VI.  La décision de la SAI était déraisonnable

[18]  Je conclus que la décision de la SAI était déraisonnable pour les motifs qui suivent.

[19]  La SAI a commencé sa section sur l’évaluation de la preuve par l’énoncé suivant :

La question qui, selon moi, est au cœur de la raison pour laquelle la demande a été refusée est la référence à la condition énoncée dans le certificat de mariage civil, du 8 février 2013, lequel précise que l’appelante et le demandeur « devaient, comme condition, être mariés sous le régime du droit coutumier ».

[20]  Je remarque que la colonne sur le certificat de mariage s’intitule « Condition » et non « Condition à remplir ».

[21]  La SAI a reconnu, sans qu’il n’y ait d’élément de preuve au dossier, que le titre « Condition » dans le certificat de mariage signifiait « Exigence » ou « Prérequis » plutôt que « État » ou « Statut », qui sont deux synonymes communs du mot « condition ».

[22]  Pour contracter un mariage valide, il faut généralement être juridiquement capable de le faire.

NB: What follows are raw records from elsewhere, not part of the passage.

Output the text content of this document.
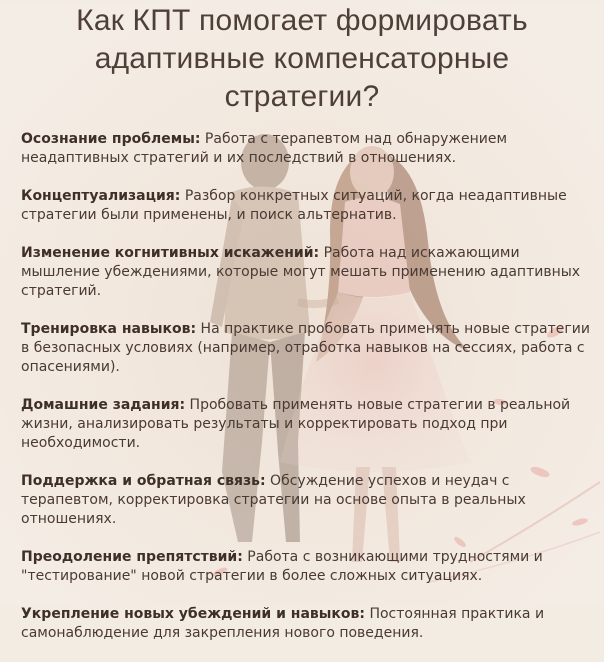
Как КПТ помогает формировать адаптивные компенсаторные стратегии?

Осознание проблемы: Работа с терапевтом над обнаружением неадаптивных стратегий и их последствий в отношениях.

Концептуализация: Разбор конкретных ситуаций, когда неадаптивные стратегии были применены, и поиск альтернатив.

Изменение когнитивных искажений: Работа над искажающими мышление убеждениями, которые могут мешать применению адаптивных стратегий.

Тренировка навыков: На практике пробовать применять новые стратегии в безопасных условиях (например, отработка навыков на сессиях, работа с опасениями).

Домашние задания: Пробовать применять новые стратегии в реальной жизни, анализировать результаты и корректировать подход при необходимости.

Поддержка и обратная связь: Обсуждение успехов и неудач с терапевтом, корректировка стратегии на основе опыта в реальных отношениях.

Преодоление препятствий: Работа с возникающими трудностями и "тестирование" новой стратегии в более сложных ситуациях.

Укрепление новых убеждений и навыков: Постоянная практика и самонаблюдение для закрепления нового поведения.
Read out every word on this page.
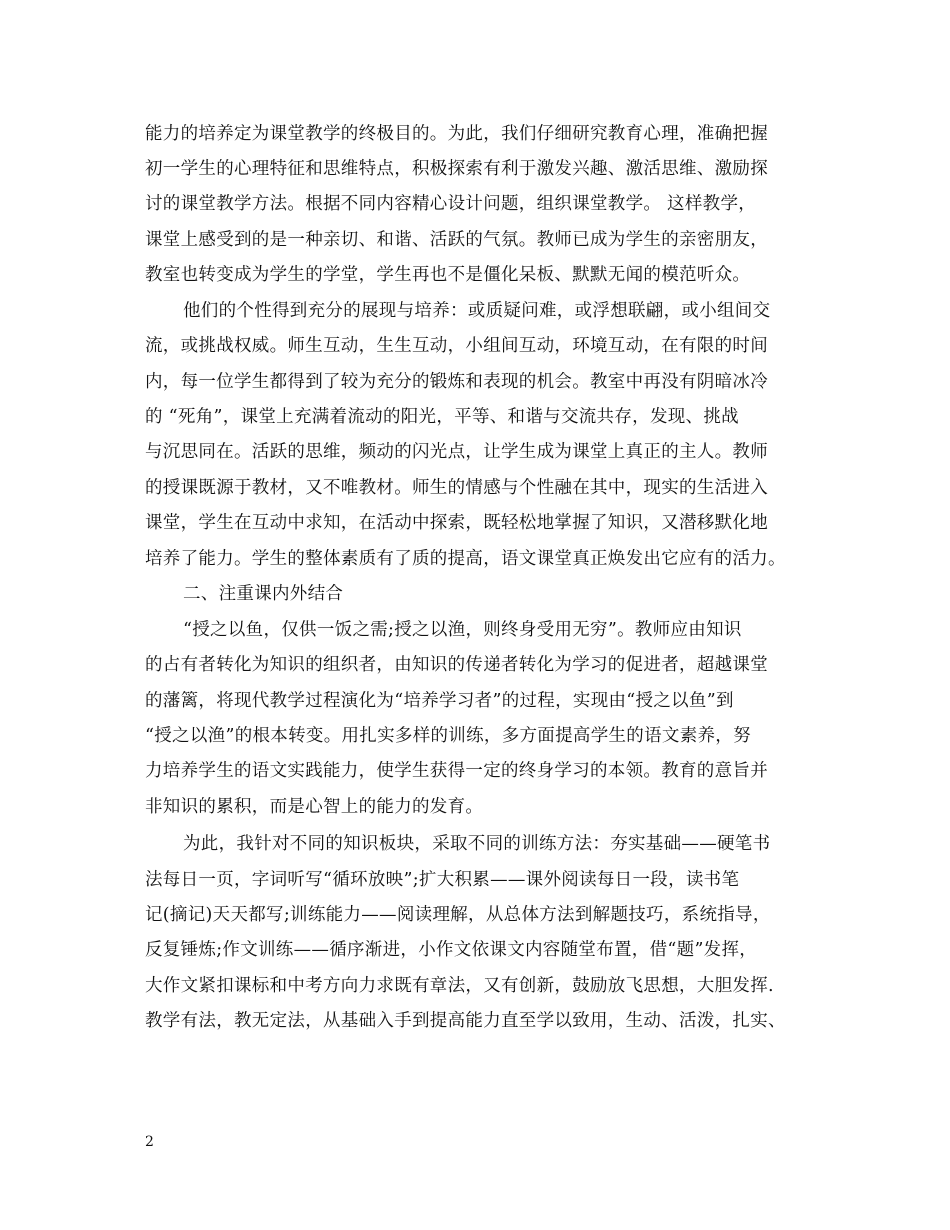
能力的培养定为课堂教学的终极目的。为此，我们仔细研究教育心理，准确把握
初一学生的心理特征和思维特点，积极探索有利于激发兴趣、激活思维、激励探
讨的课堂教学方法。根据不同内容精心设计问题，组织课堂教学。 这样教学，
课堂上感受到的是一种亲切、和谐、活跃的气氛。教师已成为学生的亲密朋友，
教室也转变成为学生的学堂，学生再也不是僵化呆板、默默无闻的模范听众。
他们的个性得到充分的展现与培养：或质疑问难，或浮想联翩，或小组间交
流，或挑战权威。师生互动，生生互动，小组间互动，环境互动，在有限的时间
内，每一位学生都得到了较为充分的锻炼和表现的机会。教室中再没有阴暗冰冷
的 “死角”，课堂上充满着流动的阳光，平等、和谐与交流共存，发现、挑战
与沉思同在。活跃的思维，频动的闪光点，让学生成为课堂上真正的主人。教师
的授课既源于教材，又不唯教材。师生的情感与个性融在其中，现实的生活进入
课堂，学生在互动中求知，在活动中探索，既轻松地掌握了知识，又潜移默化地
培养了能力。学生的整体素质有了质的提高，语文课堂真正焕发出它应有的活力。
二、注重课内外结合
“授之以鱼，仅供一饭之需;授之以渔，则终身受用无穷”。教师应由知识
的占有者转化为知识的组织者，由知识的传递者转化为学习的促进者，超越课堂
的藩篱，将现代教学过程演化为“培养学习者”的过程，实现由“授之以鱼”到
“授之以渔”的根本转变。用扎实多样的训练，多方面提高学生的语文素养，努
力培养学生的语文实践能力，使学生获得一定的终身学习的本领。教育的意旨并
非知识的累积，而是心智上的能力的发育。
为此，我针对不同的知识板块，采取不同的训练方法：夯实基础——硬笔书
法每日一页，字词听写“循环放映”;扩大积累——课外阅读每日一段，读书笔
记(摘记)天天都写;训练能力——阅读理解，从总体方法到解题技巧，系统指导，
反复锤炼;作文训练——循序渐进，小作文依课文内容随堂布置，借“题”发挥，
大作文紧扣课标和中考方向力求既有章法，又有创新，鼓励放飞思想，大胆发挥.
教学有法，教无定法，从基础入手到提高能力直至学以致用，生动、活泼，扎实、
2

En Ontario et les autres provinces du Canada par exemple, les parties doivent déclarer leur état matrimonial actuel dans leur demande de licence de mariage. Les options offertes dans la demande officielle de licence de mariage de l’Ontario sont les suivantes : célibataire, veuf/veuve et divorcé(e).

[23]  Le certificat de mariage qui se trouve dans le dossier certifié du tribunal indique qu’il s’agit du formulaire C du Marriage Ordinance Cap. 127. Bien que cette loi ne soit pas dans le dossier, le ministre a déposé une copie de la Loi de 1985 sur l’enregistrement du mariage coutumier et du divorce (PNDCL 112). Celle-ci énonce, dans la première annexe, les renseignements qu’il faut consigner dans le registre des mariages. Elle établit, pour la femme, les exigences habituelles, soit le nom, l’âge, la date et le lieu du mariage ainsi que le lieu de résidence. Il y a ensuite un champ pour les « conditions », qui est suivi d’un emplacement pour y apposer la signature ou les empreintes digitales des témoins, y noter toute remarque et pour la signature du registraire.

[24]  Le champ des « conditions » visant la femme se présente ainsi :

[traduction]

Conditions— (célibataire ou divorcée)

[erreurs typographiques dans l’original]

[25]  Le champ correspondant pour le mari s’intitule [traduction] « Autre mariage existant ».

[26]  Dans un mariage coutumier, le mari peut avoir plus d’une épouse. Il est donc pertinent de savoir s’il s’est marié à d’autres femmes. Comme la femme est tenue d’être monogame, l’information pertinente est de savoir si elle est célibataire ou divorcée.

[27]  D’après ce qui précède, il est évident que, pour les mariages coutumiers, la loi prévoit que le mot « condition » s’entend du statut ou de la capacité juridique des deux personnes qui se marient. Il n’y a aucune raison de supposer que le terme « condition » aurait un sens différent dans le Marriage Ordinnance Cap. 127, qui vise les mariages civils.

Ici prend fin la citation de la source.